Robin Sloan: Mr Benumbra´s 24-hour Bookstore [Kindle Edition] Nachdem auch die letzten seiner tollen Projekte und Start-Ups an den Baum gefahren sind, fängt ein Hipster in einem skurrilen Buchladen in San Francisco an. Kundschaft ist in Zeiten von Kindle und iPad rar, aber wenn welche kommt, muss sie sofort bedient werden. Mit Büchern, nach denen die Leser verlangen wie Drogenabhängige. Und die der Hipster nicht lesen darf. Am Ende läuft es auf einen Kampf uralte Bruderschaft gegen Google und seine endlosen Kapazitäten hinaus, gewürzt mit alter Typografie. Liest sich einfach nur super weg und ist spannend.

Eoin Colfer: The Atlantis Complex [Kindle Edition]

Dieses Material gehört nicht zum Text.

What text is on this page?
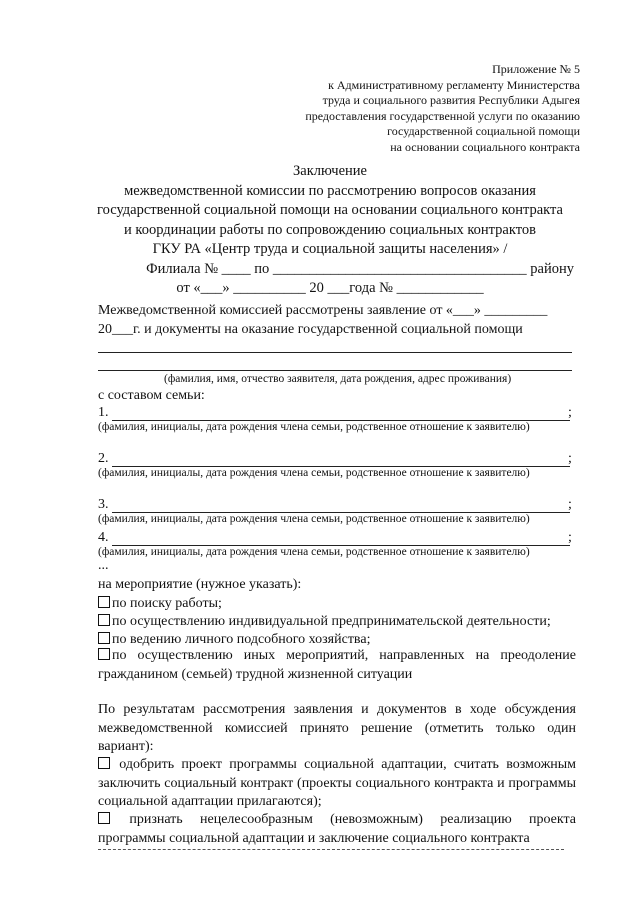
Приложение № 5
к Административному регламенту Министерства
труда и социального развития Республики Адыгея
предоставления государственной услуги по оказанию
государственной социальной помощи
на основании социального контракта
Заключение
межведомственной комиссии по рассмотрению вопросов оказания
государственной социальной помощи на основании социального контракта
и координации работы по сопровождению социальных контрактов
ГКУ РА «Центр труда и социальной защиты населения» /
Филиала № ____ по ___________________________________ району
от «___» __________ 20 ___года № ____________
Межведомственной комиссией рассмотрены заявление от «___» _________
20___г. и документы на оказание государственной социальной помощи
(фамилия, имя, отчество заявителя, дата рождения, адрес проживания)
с составом семьи:
1.	;
(фамилия, инициалы, дата рождения члена семьи, родственное отношение к заявителю)
2.	;
(фамилия, инициалы, дата рождения члена семьи, родственное отношение к заявителю)
3.	;
(фамилия, инициалы, дата рождения члена семьи, родственное отношение к заявителю)
4.	;
(фамилия, инициалы, дата рождения члена семьи, родственное отношение к заявителю)
...
на мероприятие (нужное указать):
по поиску работы;
по осуществлению индивидуальной предпринимательской деятельности;
по ведению личного подсобного хозяйства;
по осуществлению иных мероприятий, направленных на преодоление гражданином (семьей) трудной жизненной ситуации
По результатам рассмотрения заявления и документов в ходе обсуждения межведомственной комиссией принято решение (отметить только один вариант):
одобрить проект программы социальной адаптации, считать возможным заключить социальный контракт (проекты социального контракта и программы социальной адаптации прилагаются);
признать нецелесообразным (невозможным) реализацию проекта программы социальной адаптации и заключение социального контракта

Ach ja, Artemis Fowl. Die ersten Bücher habe ich geliebt und verschlungen, dann wurde es etwas dösig und ich habe die Serie nach dem Tierschutzteil vergessen. The Atlantis Complex ist, wie seine Vorgänger, wie ein Actionfilm geschrieben – Eoin Colfer kann absolut was. Allerdings schreibt er hier keinen Spielfilm, sondern „nur“ eine sehr gute Episode einer HBO-Serie. Sozusagen.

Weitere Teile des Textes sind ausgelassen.